L’encadrement réglementaire manque 
Pour autant, des contraintes majeures brident le développement de cette pratique. La situation est loin d’être reluisante, assure Me Benmiloud. «Ce n’est ni rose ni noir», dira-t-elle, tout en réfutant que le départ de la marque de grande distribution Carrefour soit lié à ces difficultés. Après deux ans d’activité, Carrefour s’est retiré suite à la rupture des relations contractuelles le liant à son distributeur, argue-t-on. De même que la fermeture des magasins à enseignes Naf Naf, Celio ou Etam s’explique, selon la représentante de l’association, par des facteurs internes à ces marques. Ainsi, la franchise, essentiellement commerciale, n’est pas encadrée légalement et réglementairement en Algérie, acontrario de la Tunisie où une loi spécifique a été votée en août 2009. Cela même si le vide juridique n’empêche pas cette activité d’exister dans notre pays, quoique considérée uniquement dans le cadre de la vente en l’état de produits importés et d’utilisation de marques et licences brevetées protégées. Ainsi, le code de commerce organise la fonction de distribution, sans référence explicite à la franchise.

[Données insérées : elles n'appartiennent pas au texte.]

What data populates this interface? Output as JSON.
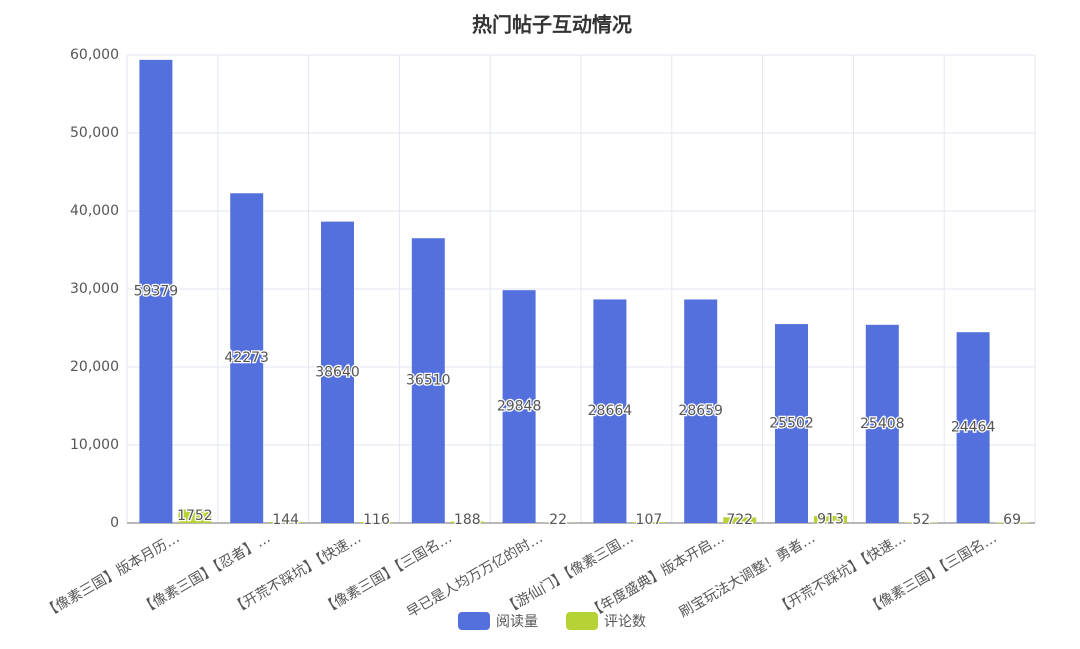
{
  "chart_data": {
    "type": "bar",
    "title": "热门帖子互动情况",
    "categories": [
      "【像素三国】版本月历…",
      "【像素三国】【忍者】…",
      "【开荒不踩坑】【快速…",
      "【像素三国】【三国名…",
      "早已是人均万万亿的时…",
      "【游仙门】【像素三国…",
      "【年度盛典】版本开启…",
      "刷宝玩法大调整！勇者…",
      "【开荒不踩坑】【快速…",
      "【像素三国】【三国名…"
    ],
    "series": [
      {
        "name": "阅读量",
        "color": "#5470dc",
        "values": [
          59379,
          42273,
          38640,
          36510,
          29848,
          28664,
          28659,
          25502,
          25408,
          24464
        ]
      },
      {
        "name": "评论数",
        "color": "#b5d334",
        "values": [
          1752,
          144,
          116,
          188,
          22,
          107,
          722,
          913,
          52,
          69
        ]
      }
    ],
    "ylim": [
      0,
      60000
    ],
    "yticks": [
      0,
      {
        "value": 10000,
        "label": "10,000"
      },
      {
        "value": 20000,
        "label": "20,000"
      },
      {
        "value": 30000,
        "label": "30,000"
      },
      {
        "value": 40000,
        "label": "40,000"
      },
      {
        "value": 50000,
        "label": "50,000"
      },
      {
        "value": 60000,
        "label": "60,000"
      }
    ],
    "grid": true,
    "legend": "bottom"
  }
}
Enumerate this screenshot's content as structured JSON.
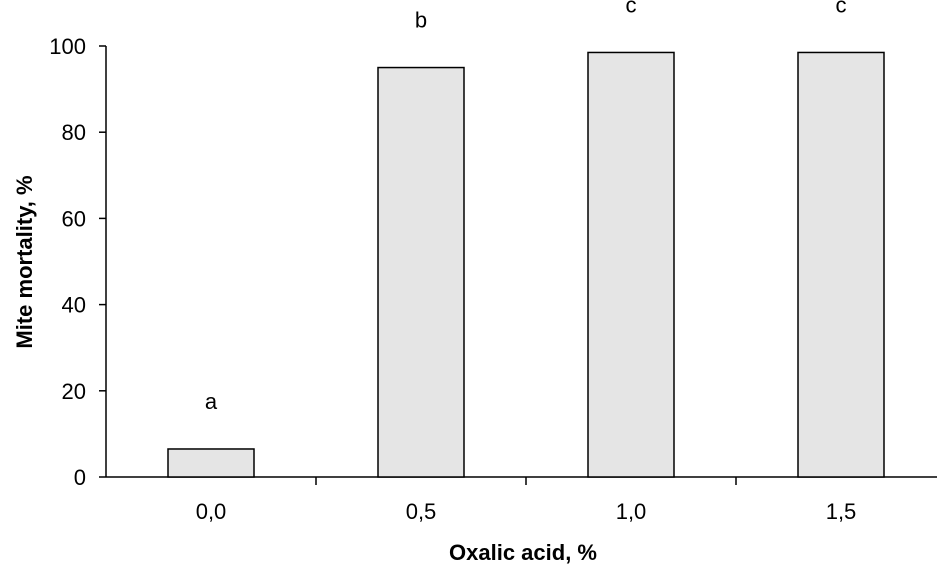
{
  "chart_data": {
    "type": "bar",
    "title": "",
    "xlabel": "Oxalic acid, %",
    "ylabel": "Mite mortality, %",
    "categories": [
      "0,0",
      "0,5",
      "1,0",
      "1,5"
    ],
    "values": [
      6.5,
      95,
      98.5,
      98.5
    ],
    "significance_labels": [
      "a",
      "b",
      "c",
      "c"
    ],
    "ylim": [
      0,
      100
    ],
    "yticks": [
      0,
      20,
      40,
      60,
      80,
      100
    ],
    "grid": false,
    "legend": "none",
    "bar_fill": "#e5e5e5",
    "bar_stroke": "#000000",
    "axis_color": "#000000"
  }
}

Le transfert de royalties reste problématique
Néanmoins, cette formule pâtit de difficultés d’ordre fiscal, notamment la taxation des bénéfices dans le cas de l’assistance technique, ainsi que de l’interdiction de versement de royalties aux franchiseurs étrangers, à cause de la réglementation contraignante des changes. Différemment du Maroc où le transfert libre des capitaux est permis, la Banque d’Algérie n’autorise l’exportation de redevances que si elles sont considérées comme liées à des prestations de services, ce qui n’est pas le cas de la franchise où il n’y a pas de transactions de flux réels. Cela même si le versement de redevances n’est pas exigé notamment dans la franchise de textile et que les franchiseurs et leurs franchisés choisissent le mode de paiement, selon des arrangements convenus. Or, ce problème (des royalties) tarde à être réglé, au grand dam de l’avocate d’affaires.
La franchise industrielle est possible mais… 
Concernant la franchise industrielle, le problème ne se pose pas puisque les conditions régissant l’investissement étranger, le commerce extérieur ainsi que la protection des brevets sont définies quoique coercitives. Toutefois, l’absence de production nationale réelle freine sensiblement ce mode commercial, a contrario du Maroc où déjà une cinquantaine de réseaux nationaux ont vu le jour. Et d’autant que le problème du foncier économique reste posé, ainsi que les contraintes de la garantie bancaire. Cela même si la franchise industrielle commence à émerger dans le domaine du médicament, l’agroalimentaire et l’industrie sidérurgique. Dans ce domaine, un réseau national de franchise a été développé par la société privée BKL, spécialisée dans la fabrication de fenêtres, et des jeunes promoteurs, avec l’appui d’une banque publique. En contrepartie d’un droit d’entrée, les promoteurs bénéficient de l’accompagnement de leur franchiseur et d’un accès facilité au financement.